RH externes au service des salariés, une vraie solution ?
Le modèle américain soulève des questions de fond, applicables au contexte français :
- Neutralité et confidentialité : un RH externe dédié uniquement au salarié garantit une parole plus libre… mais soulève des enjeux de sécurité juridique, d’accès à l’information et de coopération avec l’entreprise.
- Individualisation des relations de travail : le recours privé à un « représentant RH » pourrait à terme fragiliser le collectif, en remettant en question le rôle du dialogue social, des IRP et des partenaires internes.
- Risque de désintermédiation : en court-circuitant les relais internes (RH, managers, élus), on accentue le sentiment de défiance, sans forcément résoudre les causes systémiques.

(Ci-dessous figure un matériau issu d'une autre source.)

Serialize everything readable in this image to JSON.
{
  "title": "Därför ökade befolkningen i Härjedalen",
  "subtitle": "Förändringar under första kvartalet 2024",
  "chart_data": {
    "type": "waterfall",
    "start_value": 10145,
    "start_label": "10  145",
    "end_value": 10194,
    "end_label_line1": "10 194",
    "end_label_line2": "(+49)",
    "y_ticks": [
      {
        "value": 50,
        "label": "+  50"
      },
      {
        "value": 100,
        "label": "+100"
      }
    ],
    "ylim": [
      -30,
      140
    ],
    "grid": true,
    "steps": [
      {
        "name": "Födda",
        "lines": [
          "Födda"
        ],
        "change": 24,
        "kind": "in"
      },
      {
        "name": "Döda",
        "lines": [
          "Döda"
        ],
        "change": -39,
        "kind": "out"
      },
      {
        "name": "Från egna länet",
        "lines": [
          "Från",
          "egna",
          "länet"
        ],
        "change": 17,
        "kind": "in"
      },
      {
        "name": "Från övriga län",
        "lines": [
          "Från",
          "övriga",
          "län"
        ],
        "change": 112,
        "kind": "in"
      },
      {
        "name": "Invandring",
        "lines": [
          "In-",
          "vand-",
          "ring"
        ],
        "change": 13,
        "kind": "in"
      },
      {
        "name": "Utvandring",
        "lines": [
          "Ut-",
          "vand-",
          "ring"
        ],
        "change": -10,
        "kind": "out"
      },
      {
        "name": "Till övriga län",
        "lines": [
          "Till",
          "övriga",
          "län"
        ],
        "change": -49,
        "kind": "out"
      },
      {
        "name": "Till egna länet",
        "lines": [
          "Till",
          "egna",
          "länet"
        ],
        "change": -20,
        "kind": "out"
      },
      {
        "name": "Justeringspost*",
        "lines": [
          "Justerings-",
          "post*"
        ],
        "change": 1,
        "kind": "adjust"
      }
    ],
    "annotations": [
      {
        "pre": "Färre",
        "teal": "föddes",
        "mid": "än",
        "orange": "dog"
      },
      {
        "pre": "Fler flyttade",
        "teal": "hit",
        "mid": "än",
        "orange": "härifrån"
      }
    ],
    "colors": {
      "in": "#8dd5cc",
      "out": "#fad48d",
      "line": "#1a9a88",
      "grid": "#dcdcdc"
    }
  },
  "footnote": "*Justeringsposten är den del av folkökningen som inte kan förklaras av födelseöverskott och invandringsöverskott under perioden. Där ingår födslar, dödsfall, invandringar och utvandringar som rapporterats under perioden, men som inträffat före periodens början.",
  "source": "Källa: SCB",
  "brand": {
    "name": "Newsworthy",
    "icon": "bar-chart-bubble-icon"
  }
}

Plutôt qu’une externalisation massive, la piste d’un renforcement de la fonction RH dans son rôle éthique et médiateur semble aujourd’hui plus pertinente.
Renforcer la confiance, sans sous-traiter le lien humain
Le succès de ces dispositifs RH externes aux États-Unis tire la sonnette d’alarme. Si les collaborateurs cherchent à se tourner vers des interlocuteurs indépendants, c’est peut-être que la fonction RH interne ne remplit plus suffisamment son rôle de tiers de confiance.
Pour éviter qu’ils n’en viennent à se tourner vers l’extérieur, les RH doivent répondre aux attentes des collaborateurs, sans laisser les contraintes structurelles et organisationnelles prendre le dessus. L’étude citée le montre, lorsque les RH sont proactifs et à l’écoute, ils peuvent réellement jouer un rôle clé dans l’épanouissement professionnel et personnel des employés.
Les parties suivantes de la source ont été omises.